Legend / Explanation of abbreviations:

• EU: European Union
• IACS: International Association of Classification Societies
• IMO: International Maritime Organisation
• LSA: International Life-Saving Appliances Code
• NSI: Netherlands Shipping Inspectorate
• RO: Recognised Organisation
• SMC: Safety Management Certificate
• SMS: Safety Management System
• SOLAS: the International Convention for the Safety of ife at Sea, 1974, and its protocol of 1988: articles, annexes and certificates, as amended
• SSA: Ship Security Assessment
• SSP: Ship Security Plan

Incorporation of Cyber Risk in the SMS

As stated in the Res.MSC.428(98), the incorporation of cyber risks should be verified during the first annual Document of Compliance verification. As a new risk, its effective implementation should also be verified during the first verification of the SMC on board the Company's ship(s).

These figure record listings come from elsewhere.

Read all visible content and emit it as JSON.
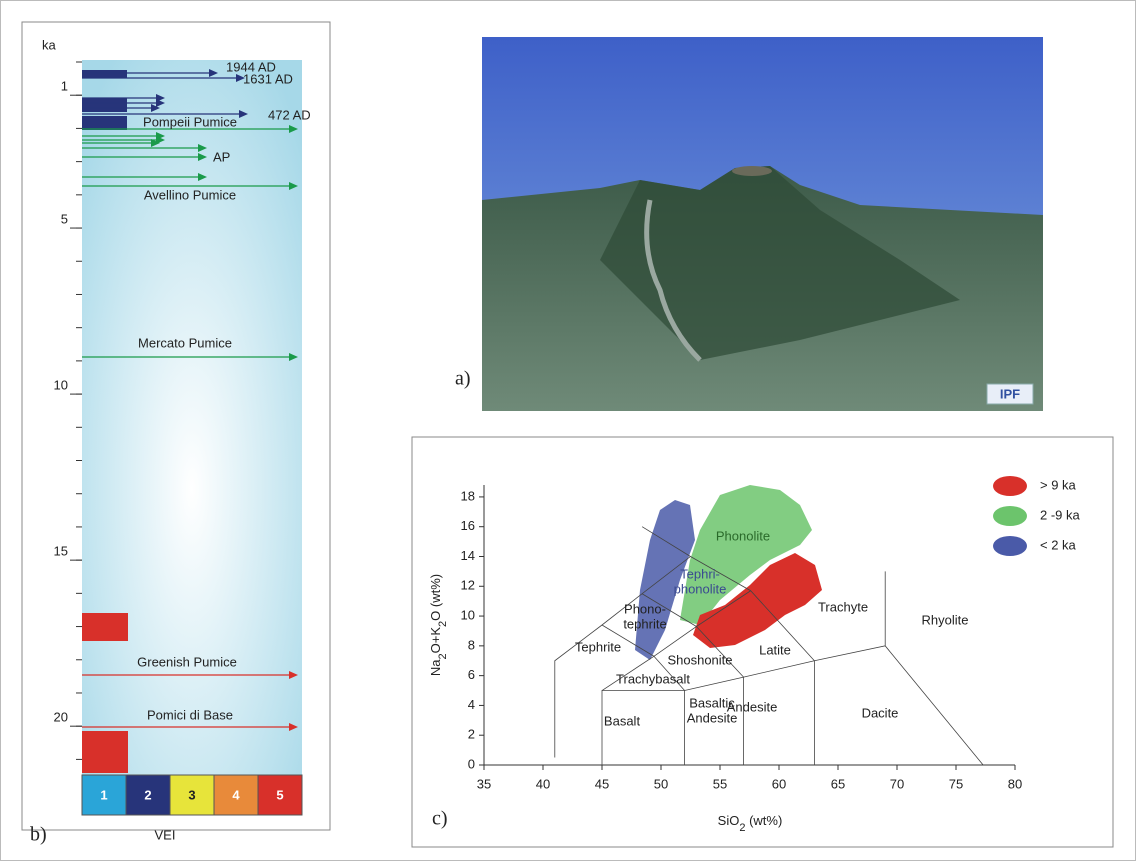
{
  "panel_b": {
    "label": "b)",
    "axis_title": "ka",
    "ylim": [
      0,
      21.5
    ],
    "ticks": [
      1,
      5,
      10,
      15,
      20
    ],
    "events": [
      "1944 AD",
      "1631 AD",
      "472 AD",
      "Pompeii Pumice",
      "AP",
      "Avellino Pumice",
      "Mercato Pumice",
      "Greenish Pumice",
      "Pomici di Base"
    ],
    "vei_classes": [
      "1",
      "2",
      "3",
      "4",
      "5"
    ],
    "vei_title": "VEI"
  },
  "panel_a": {
    "label": "a)",
    "logo": "IPF"
  },
  "panel_c": {
    "label": "c)",
    "x_title": [
      "SiO",
      "2",
      " (wt%)"
    ],
    "y_title": [
      "Na",
      "2",
      "O+K",
      "2",
      "O (wt%)"
    ],
    "xlim": [
      35,
      80
    ],
    "xticks": [
      35,
      40,
      45,
      50,
      55,
      60,
      65,
      70,
      75,
      80
    ],
    "ylim": [
      0,
      18.8
    ],
    "yticks": [
      0,
      2,
      4,
      6,
      8,
      10,
      12,
      14,
      16,
      18
    ],
    "fields": [
      [
        "Phonolite"
      ],
      [
        "Tephri-",
        "phonolite"
      ],
      [
        "Phono-",
        "tephrite"
      ],
      [
        "Tephrite"
      ],
      [
        "Shoshonite"
      ],
      [
        "Latite"
      ],
      [
        "Trachyte"
      ],
      [
        "Rhyolite"
      ],
      [
        "Trachybasalt"
      ],
      [
        "Basalt"
      ],
      [
        "Basaltic",
        "Andesite"
      ],
      [
        "Andesite"
      ],
      [
        "Dacite"
      ]
    ],
    "legend": [
      {
        "name": "> 9 ka",
        "color": "#d8302a"
      },
      {
        "name": "2 -9  ka",
        "color": "#6cc46c"
      },
      {
        "name": "< 2 ka",
        "color": "#4a5aa8"
      }
    ]
  }
}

Cyber risks should be verified in the same way as any new upcoming risk (e.g. change of trade/cargo, new equipment etc.) which is incorporated in the SMS. This will result in an amendment of the SMS, such as a new procedure or instruction regarding the mitigation of cyber risks, and ‘should be ensured to be properly addressed in the SMS’ during the audit (also reference is made to IACS PR 9 -paragraph 3.6.5: "The auditor shall take into account any changes made to the SMS since the last external audit carried out"). Depending on the RO procedures this may require approval of this specific section of the SMS. The only way to completely verify the implementation and effectiveness of the mitigating measures will be during the next SMC verification on board of one of the vessels. To verify the effective implementation of IMO Resolution MSC.428(98), the IMO guideline MSC-FAL.1/Circ.3 and the ‘Handreiking Cyber Risk Management voor schepen’ as made by TNO are recommended to be taken into account.

Cross reference between SSP and SMS | cyber security procedures

Based on the following IMO- / SOLAS- / EU legislation, the SSA and the SSP shall contain at least a reference to the SMS’ cyber security procedures:

• SOLAS regulation XI-2/1.1.13,
• MSC-FAL.1/Circ.3, as revised,
• Resolution MSC.428(98)),
• IMO meetingdocument MSC 101/24,
• Regulation (EC) No 725/2004.

The NSI does acknowledge that the required reapproval of the SSA and SSP constitutes a potential administrative burden for shipowners and ROs. In view of this the NSI proposes that the Company Security Officer includes a cross reference to the SMS’s cyber security policy in the SSP and subsequently issues a declaration to this effect. Subject declaration should be available on board. During the next ISPS audit the cross reference in the SSP can then be verified by the Recognized Security Organization.